Another issue is the purpose of the dataset. One might reasonably argue that ImageNet isn’t supposed to be used for classifying pictures of humans. The most common 1000-class subset of ImageNet has three “people” categories (scuba diver, bride/groom, and baseball player), though the entire dataset has 2,832 such categories. The Excavating AI website explored some of these:

ImageNet contains 2,833 subcategories under the top-level category “Person.” The subcategory with the most associated pictures is “gal” (with 1,664 images) followed by “grandfather” (1,662), “dad” (1,643), and chief executive officer (1,614). With these highly populated categories, we can already begin to see the outlines of a worldview. ImageNet classifies people into a huge range of types including race, nationality, profession, economic status, behaviour, character, and even morality. … As we go further into the depths of ImageNet’s Person categories, the classifications of humans within it take a sharp and dark turn. There are categories for Bad Person, Call Girl, Drug Addict, Closet Queen, Convict, Crazy, Failure, Flop, Fucker, Hypocrite, Jezebel, Kleptomaniac, Loser, Melancholic, Nonperson, Pervert, Prima Donna, Schizophrenic, Second-Rater, Spinster, Streetwalker, Stud, Tosser, Unskilled Person, Wanton, Waverer, and Wimp. There are many racist slurs and misogynistic terms.

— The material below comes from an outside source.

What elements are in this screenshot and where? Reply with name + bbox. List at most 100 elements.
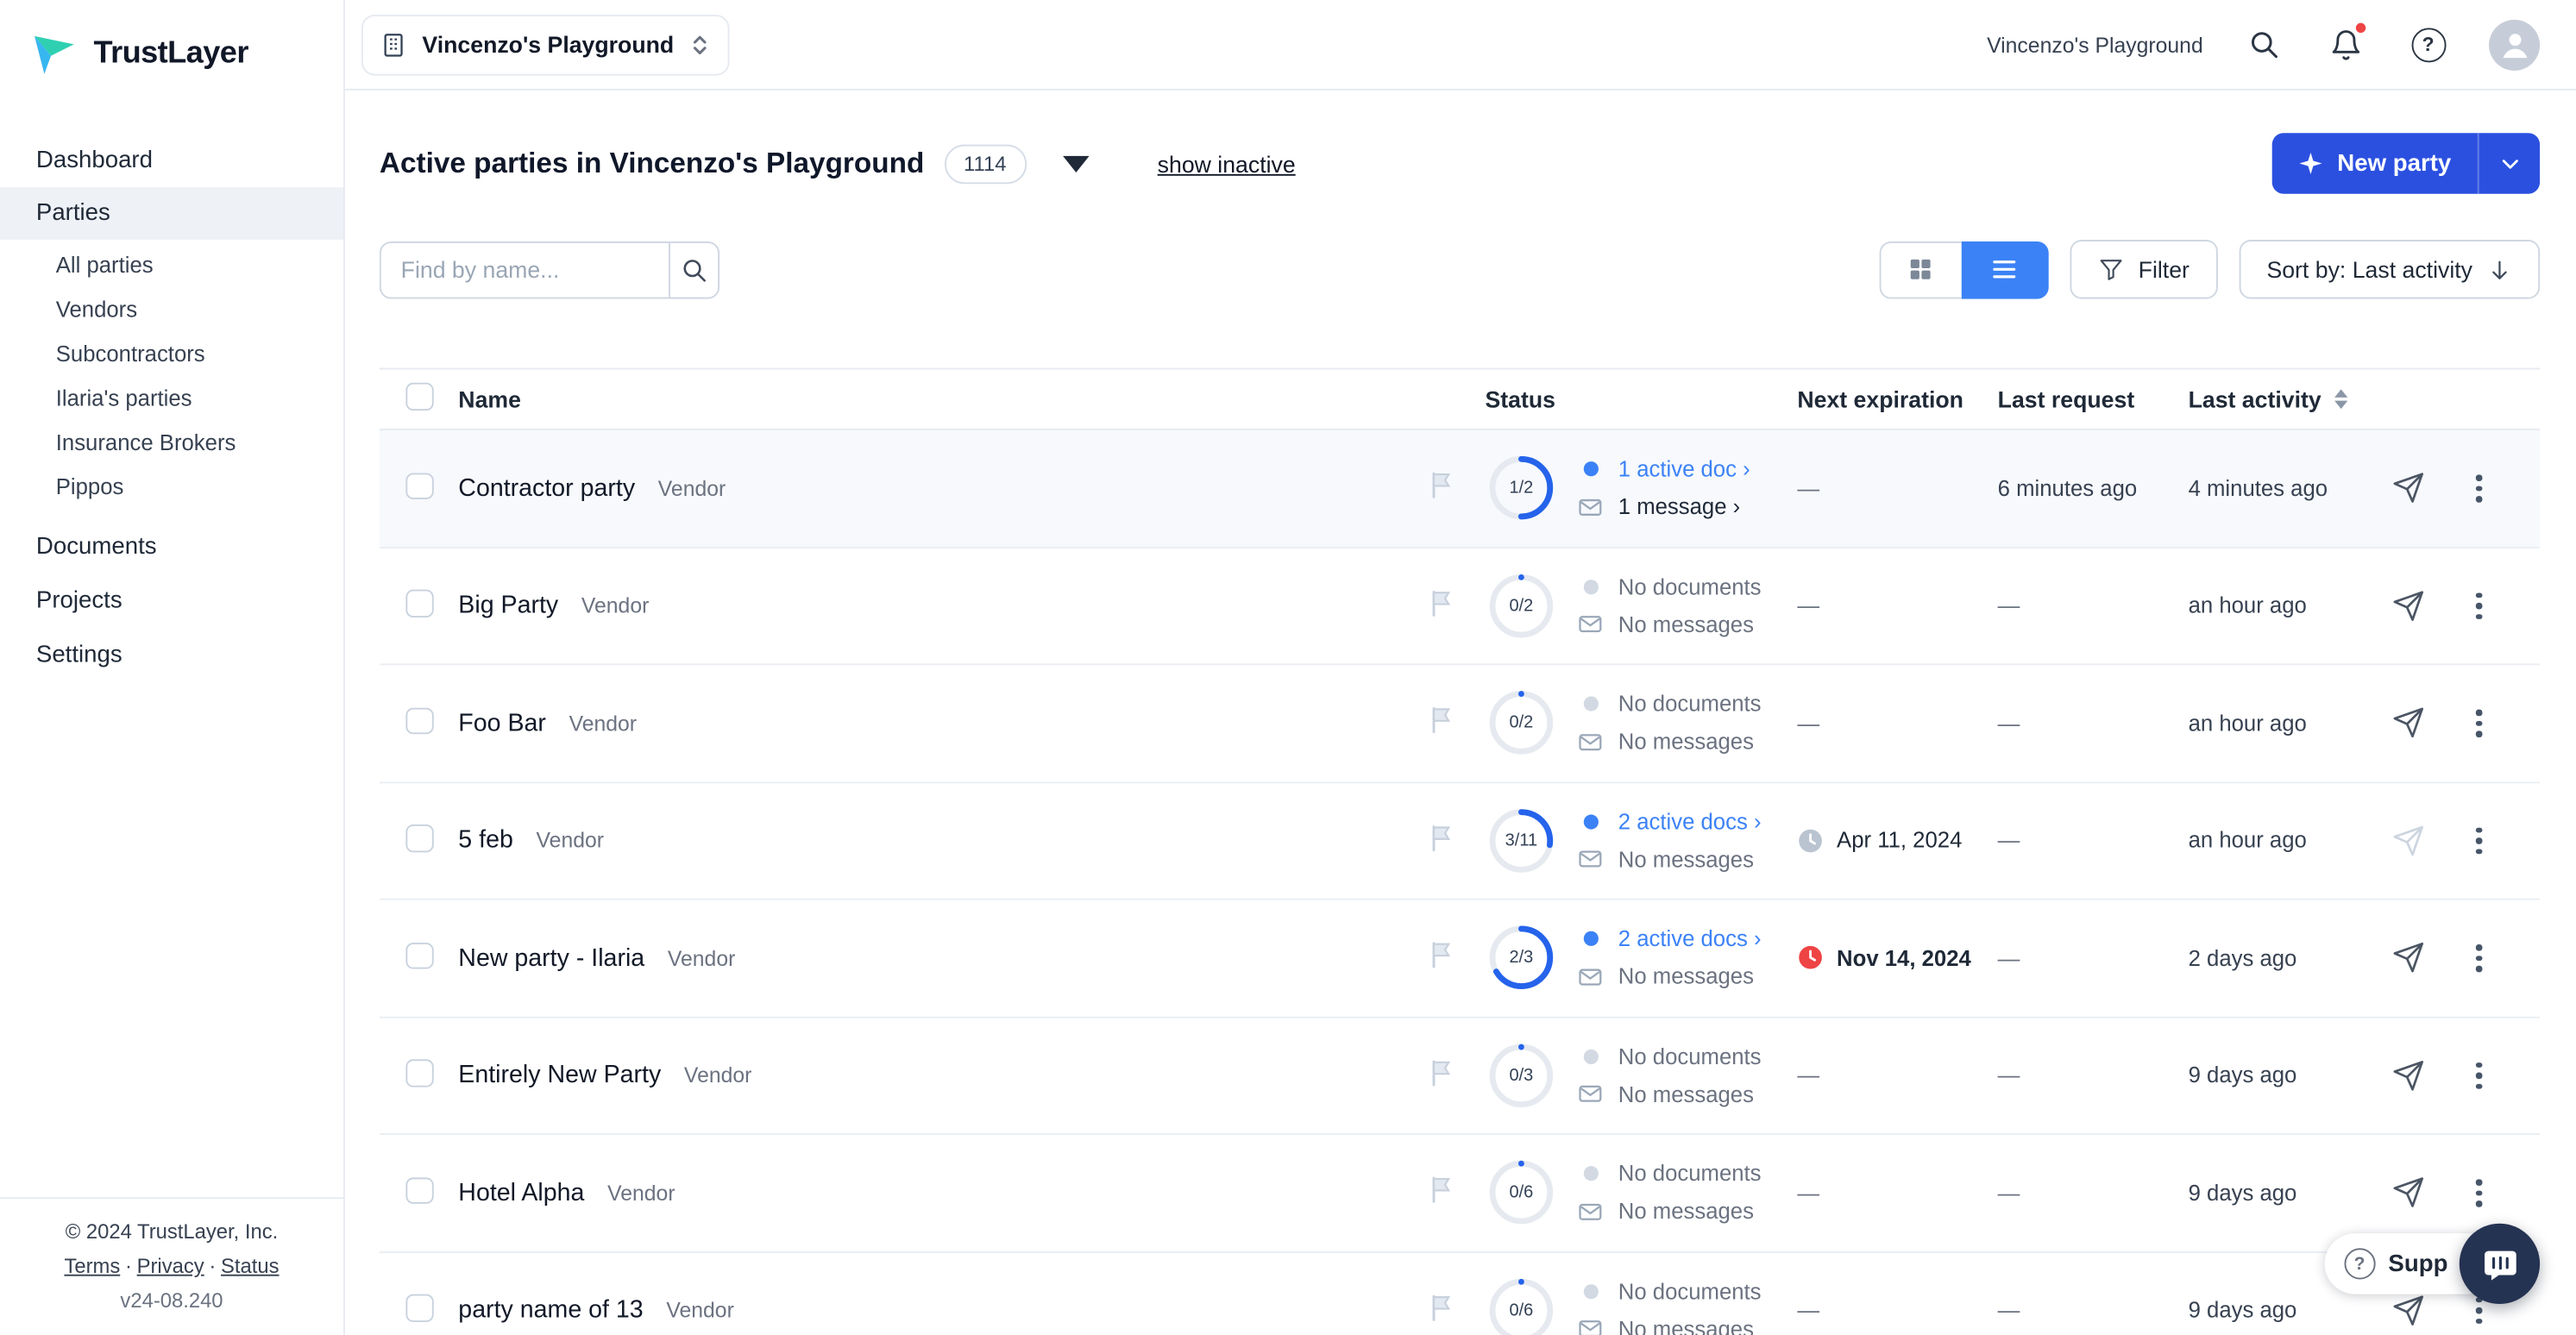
column-header-last-activity[interactable]: Last activity <box>2189 386 2386 412</box>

It’s hard to argue that anyone intended for the labels to be such a mess, but when you outsource the labels to Mechanical Turk, what else can one expect? It’s easier to annotate images of objects than humans, and certainly less problematic when crowdsourcing them. I think ImageNet should remove the “person” images entirely and focus on objects, recognizing that their data is not well-suited for classifying humans. Cleaning up the labels is a good idea, but to fix all of the issues in the “person” hierarchy seems like an impossible task, and one that is only tangential to the broader goal of ImageNet.

I’m influenced here by the model cards paper, though ImageNet is a dataset and not a model. To me, it seems like ImageNet shouldn’t be used to train classifiers for images of humans, and that this would be documented in a “limitations” or “intended use” section of a model card or datasheet. Leave that to more specialized, more carefully curated datasets.